Un nouveau bureau annoncé pour ce mercredi
Malgré la position du Secrétariat général, les responsables syndicaux annoncent leur intention de poursuivre le processus de renouvellement de leurs instances.
Fodé Lamine Touré a ainsi annoncé l’installation du nouveau bureau syndical pour ce mercredi 9 septembre 2026 au Palais du peuple.
« Nous invitons encore une fois la presse et les médias, qu’ils soient en ligne ou écrits, à venir demain. Nous allons installer notre structure syndicale », a-t-il déclaré.
Selon lui, cette initiative ne constitue pas une déclaration de guerre aux autorités parlementaires. Le responsable syndical insiste au contraire sur la volonté de privilégier le dialogue et la voie diplomatique.
« Nous ne sommes plus dans une question de clan ou de guerre. Nous avons toujours privilégié, pendant quatre ans, la diplomatie syndicale, sans aucune violation des principes sacro-saints du droit », a-t-il assuré.

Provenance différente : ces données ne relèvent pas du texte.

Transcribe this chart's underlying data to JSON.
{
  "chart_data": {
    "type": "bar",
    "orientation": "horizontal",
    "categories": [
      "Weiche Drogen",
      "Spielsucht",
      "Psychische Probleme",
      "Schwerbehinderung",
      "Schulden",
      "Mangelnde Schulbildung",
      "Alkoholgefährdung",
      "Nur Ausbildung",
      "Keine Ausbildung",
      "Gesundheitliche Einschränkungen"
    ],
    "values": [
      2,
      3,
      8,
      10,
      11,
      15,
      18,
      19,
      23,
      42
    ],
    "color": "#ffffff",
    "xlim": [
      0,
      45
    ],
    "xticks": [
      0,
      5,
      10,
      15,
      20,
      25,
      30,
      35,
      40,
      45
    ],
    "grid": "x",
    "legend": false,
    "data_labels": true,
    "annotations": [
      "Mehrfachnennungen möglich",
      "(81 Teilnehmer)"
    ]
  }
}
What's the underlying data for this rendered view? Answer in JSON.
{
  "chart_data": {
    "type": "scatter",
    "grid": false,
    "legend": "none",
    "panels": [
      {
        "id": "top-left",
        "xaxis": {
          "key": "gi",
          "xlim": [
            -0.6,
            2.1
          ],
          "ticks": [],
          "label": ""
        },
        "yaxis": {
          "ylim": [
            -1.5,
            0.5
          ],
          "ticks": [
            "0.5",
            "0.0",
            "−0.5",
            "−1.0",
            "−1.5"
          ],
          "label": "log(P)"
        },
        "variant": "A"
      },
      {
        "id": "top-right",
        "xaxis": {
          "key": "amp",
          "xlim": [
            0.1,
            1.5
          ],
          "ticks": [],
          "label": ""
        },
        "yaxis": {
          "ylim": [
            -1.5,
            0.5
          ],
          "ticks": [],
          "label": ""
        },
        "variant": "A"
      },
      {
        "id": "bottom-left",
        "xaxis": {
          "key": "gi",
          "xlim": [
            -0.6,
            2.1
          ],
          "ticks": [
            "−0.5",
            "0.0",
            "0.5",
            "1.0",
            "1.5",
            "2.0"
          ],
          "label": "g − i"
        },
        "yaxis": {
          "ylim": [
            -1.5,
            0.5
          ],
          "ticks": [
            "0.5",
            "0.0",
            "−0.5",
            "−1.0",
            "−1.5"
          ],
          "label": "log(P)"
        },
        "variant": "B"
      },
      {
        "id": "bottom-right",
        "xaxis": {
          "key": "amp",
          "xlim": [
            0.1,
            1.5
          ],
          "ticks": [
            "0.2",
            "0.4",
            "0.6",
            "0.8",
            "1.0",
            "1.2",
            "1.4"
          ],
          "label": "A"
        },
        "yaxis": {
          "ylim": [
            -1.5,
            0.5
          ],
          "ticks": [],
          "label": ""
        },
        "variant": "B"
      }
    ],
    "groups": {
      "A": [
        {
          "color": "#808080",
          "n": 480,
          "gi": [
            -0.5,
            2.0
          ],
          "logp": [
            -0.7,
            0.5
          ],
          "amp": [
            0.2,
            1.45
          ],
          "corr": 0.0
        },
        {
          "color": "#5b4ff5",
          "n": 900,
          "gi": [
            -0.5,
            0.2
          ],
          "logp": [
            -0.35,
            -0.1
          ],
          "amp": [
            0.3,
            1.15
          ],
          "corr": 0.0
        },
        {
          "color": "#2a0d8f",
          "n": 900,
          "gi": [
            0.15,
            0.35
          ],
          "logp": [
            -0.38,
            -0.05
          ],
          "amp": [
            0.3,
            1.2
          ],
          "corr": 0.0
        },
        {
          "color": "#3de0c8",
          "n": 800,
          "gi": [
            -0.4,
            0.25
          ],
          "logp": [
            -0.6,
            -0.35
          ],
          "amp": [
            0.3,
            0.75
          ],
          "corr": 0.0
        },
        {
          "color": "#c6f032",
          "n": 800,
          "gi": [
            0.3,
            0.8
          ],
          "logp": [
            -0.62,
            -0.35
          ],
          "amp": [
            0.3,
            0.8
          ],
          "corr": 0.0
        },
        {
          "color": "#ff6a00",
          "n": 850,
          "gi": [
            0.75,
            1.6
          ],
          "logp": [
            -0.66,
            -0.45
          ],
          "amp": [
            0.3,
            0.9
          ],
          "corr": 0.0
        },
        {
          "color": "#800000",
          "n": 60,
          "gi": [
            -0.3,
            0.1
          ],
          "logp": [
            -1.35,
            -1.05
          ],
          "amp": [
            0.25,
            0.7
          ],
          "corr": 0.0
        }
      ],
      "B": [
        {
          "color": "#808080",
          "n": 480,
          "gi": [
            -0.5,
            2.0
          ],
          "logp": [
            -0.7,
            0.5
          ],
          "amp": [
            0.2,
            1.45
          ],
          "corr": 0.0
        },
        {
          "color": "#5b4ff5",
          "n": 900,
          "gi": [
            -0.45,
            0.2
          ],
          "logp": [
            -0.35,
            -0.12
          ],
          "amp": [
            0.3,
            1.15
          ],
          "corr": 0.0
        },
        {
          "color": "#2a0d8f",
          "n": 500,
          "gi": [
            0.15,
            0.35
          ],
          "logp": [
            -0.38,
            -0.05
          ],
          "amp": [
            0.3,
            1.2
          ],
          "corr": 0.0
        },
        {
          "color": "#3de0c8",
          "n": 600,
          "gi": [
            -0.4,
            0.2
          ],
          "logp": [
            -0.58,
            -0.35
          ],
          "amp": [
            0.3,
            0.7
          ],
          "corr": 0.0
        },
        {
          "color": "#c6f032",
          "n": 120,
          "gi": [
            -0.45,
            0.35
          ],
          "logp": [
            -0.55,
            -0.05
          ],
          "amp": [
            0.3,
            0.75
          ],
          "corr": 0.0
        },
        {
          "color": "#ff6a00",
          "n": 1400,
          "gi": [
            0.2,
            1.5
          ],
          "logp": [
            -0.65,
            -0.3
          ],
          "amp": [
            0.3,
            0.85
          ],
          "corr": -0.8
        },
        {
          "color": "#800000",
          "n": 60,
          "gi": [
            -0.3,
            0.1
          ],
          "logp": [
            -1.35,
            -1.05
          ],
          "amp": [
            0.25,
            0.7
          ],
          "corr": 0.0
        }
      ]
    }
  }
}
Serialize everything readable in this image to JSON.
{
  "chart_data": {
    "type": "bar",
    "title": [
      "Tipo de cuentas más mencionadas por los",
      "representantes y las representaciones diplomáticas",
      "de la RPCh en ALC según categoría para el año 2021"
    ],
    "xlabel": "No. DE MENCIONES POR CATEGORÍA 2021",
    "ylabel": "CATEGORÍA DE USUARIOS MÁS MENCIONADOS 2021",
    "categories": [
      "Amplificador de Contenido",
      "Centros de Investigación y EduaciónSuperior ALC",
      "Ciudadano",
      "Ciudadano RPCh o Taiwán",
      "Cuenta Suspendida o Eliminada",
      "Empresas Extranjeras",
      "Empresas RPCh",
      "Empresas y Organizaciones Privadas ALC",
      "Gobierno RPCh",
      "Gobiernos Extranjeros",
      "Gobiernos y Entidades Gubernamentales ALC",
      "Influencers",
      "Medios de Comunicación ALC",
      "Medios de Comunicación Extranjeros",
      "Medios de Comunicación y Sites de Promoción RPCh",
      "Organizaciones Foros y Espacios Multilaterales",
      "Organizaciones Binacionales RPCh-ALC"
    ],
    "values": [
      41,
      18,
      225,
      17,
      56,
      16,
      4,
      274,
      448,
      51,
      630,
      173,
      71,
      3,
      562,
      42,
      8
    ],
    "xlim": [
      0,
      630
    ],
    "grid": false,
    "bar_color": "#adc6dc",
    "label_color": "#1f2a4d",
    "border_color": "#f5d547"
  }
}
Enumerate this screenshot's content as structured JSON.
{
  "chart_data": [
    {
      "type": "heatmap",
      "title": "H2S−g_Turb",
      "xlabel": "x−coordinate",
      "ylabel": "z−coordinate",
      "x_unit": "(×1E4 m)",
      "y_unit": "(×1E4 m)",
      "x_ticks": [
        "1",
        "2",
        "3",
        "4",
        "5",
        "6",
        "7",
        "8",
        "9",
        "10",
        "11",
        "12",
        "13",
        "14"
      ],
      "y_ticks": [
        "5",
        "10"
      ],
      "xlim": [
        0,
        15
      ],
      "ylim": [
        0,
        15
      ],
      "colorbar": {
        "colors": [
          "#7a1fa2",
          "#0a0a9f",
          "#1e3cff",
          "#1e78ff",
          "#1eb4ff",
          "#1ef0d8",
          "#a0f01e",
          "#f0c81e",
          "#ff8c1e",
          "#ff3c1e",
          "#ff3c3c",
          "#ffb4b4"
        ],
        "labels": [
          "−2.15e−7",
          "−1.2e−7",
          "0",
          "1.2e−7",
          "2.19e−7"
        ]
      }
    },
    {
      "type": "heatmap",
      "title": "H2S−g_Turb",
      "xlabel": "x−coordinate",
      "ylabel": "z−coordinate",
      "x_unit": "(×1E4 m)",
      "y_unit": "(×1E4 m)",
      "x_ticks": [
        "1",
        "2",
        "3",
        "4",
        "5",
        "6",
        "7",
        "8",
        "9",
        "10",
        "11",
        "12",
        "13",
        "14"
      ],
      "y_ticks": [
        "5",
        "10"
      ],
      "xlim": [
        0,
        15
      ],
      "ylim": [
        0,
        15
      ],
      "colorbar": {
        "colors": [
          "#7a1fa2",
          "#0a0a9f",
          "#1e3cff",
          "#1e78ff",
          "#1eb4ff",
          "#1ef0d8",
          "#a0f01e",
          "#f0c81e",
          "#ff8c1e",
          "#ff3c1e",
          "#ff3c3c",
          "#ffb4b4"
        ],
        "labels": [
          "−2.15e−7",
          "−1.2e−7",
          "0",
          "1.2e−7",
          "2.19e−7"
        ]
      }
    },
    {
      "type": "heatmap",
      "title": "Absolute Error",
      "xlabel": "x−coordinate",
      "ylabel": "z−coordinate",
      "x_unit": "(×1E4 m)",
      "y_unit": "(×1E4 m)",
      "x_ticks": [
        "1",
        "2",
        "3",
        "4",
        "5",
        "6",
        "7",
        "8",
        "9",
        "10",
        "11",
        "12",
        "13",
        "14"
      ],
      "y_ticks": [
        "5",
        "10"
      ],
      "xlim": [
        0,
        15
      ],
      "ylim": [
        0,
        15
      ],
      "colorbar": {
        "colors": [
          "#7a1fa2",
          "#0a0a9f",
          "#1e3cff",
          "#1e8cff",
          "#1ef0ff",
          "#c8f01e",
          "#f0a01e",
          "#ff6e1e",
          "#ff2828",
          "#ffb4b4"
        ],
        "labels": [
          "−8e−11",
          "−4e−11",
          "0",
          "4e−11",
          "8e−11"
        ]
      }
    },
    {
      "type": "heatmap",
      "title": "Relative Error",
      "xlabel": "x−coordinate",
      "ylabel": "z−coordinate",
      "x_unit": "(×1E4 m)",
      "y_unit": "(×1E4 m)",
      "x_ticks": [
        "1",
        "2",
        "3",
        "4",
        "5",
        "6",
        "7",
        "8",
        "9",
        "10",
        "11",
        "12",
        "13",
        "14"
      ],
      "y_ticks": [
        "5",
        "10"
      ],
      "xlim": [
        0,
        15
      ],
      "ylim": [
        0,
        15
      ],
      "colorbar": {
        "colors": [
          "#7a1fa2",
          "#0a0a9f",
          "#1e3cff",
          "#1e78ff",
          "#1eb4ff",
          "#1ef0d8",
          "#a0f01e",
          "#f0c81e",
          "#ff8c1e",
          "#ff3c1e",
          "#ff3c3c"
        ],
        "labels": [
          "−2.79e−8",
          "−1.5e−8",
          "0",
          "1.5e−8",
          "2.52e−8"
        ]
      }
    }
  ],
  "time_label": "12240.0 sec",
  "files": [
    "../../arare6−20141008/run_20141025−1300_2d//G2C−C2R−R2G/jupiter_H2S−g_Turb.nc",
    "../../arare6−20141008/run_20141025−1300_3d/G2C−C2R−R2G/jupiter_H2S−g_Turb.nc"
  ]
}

Les travailleurs auraient, selon les responsables syndicaux, été informés de la situation et se disent mobilisés autour du processus. L’installation du nouveau bureau devrait se tenir dans la salle du 28-Septembre, au Palais du peuple.
Le principe de continuité administrative mis en avant
Au cours de la conférence de presse, le syndicat a également évoqué la situation administrative au sein de l’Assemblée nationale, notamment celle du secrétaire général.
Fodé Lamine Touré estime qu’en l’absence, selon lui, d’un nouveau décret de nomination, le titulaire actuel devrait continuer à exercer ses fonctions au nom du principe de continuité administrative, jusqu’à une éventuelle confirmation ou décision de révocation.
« Jusqu’au moment où je vous parle, il n’y a pas eu de décret nommant un nouveau secrétaire. Donc, dans la continuité du principe administratif, je voudrais qu’il continue à exercer jusqu’à ce qu’il soit confirmé ou démis de ses fonctions. Et nous sommes dans ce cadre-là, nous aussi », a-t-il déclaré.
Pour le syndicat, le même principe devrait permettre au processus de renouvellement de ses instances de suivre son cours, conformément aux procédures syndicales qu’il affirme avoir engagées.
La confrontation entre le syndicat de l’administration parlementaire et le Secrétariat général de l’Assemblée nationale demeure donc entière. D’un côté, l’administration parlementaire invoque la situation du mandat du bureau syndical ; de l’autre, les travailleurs revendiquent leur droit à organiser le renouvellement de leurs instances.
Avec l’annonce de l’installation d’un nouveau bureau dès ce mercredi 9 septembre, le dossier pourrait connaître un nouvel épisode dans les prochaines heures.
Les responsables syndicaux réaffirment, pour leur part, leur détermination à défendre leurs droits et à faire respecter, selon eux, les principes de liberté et d’organisation syndicales au sein de l’administration parlementaire.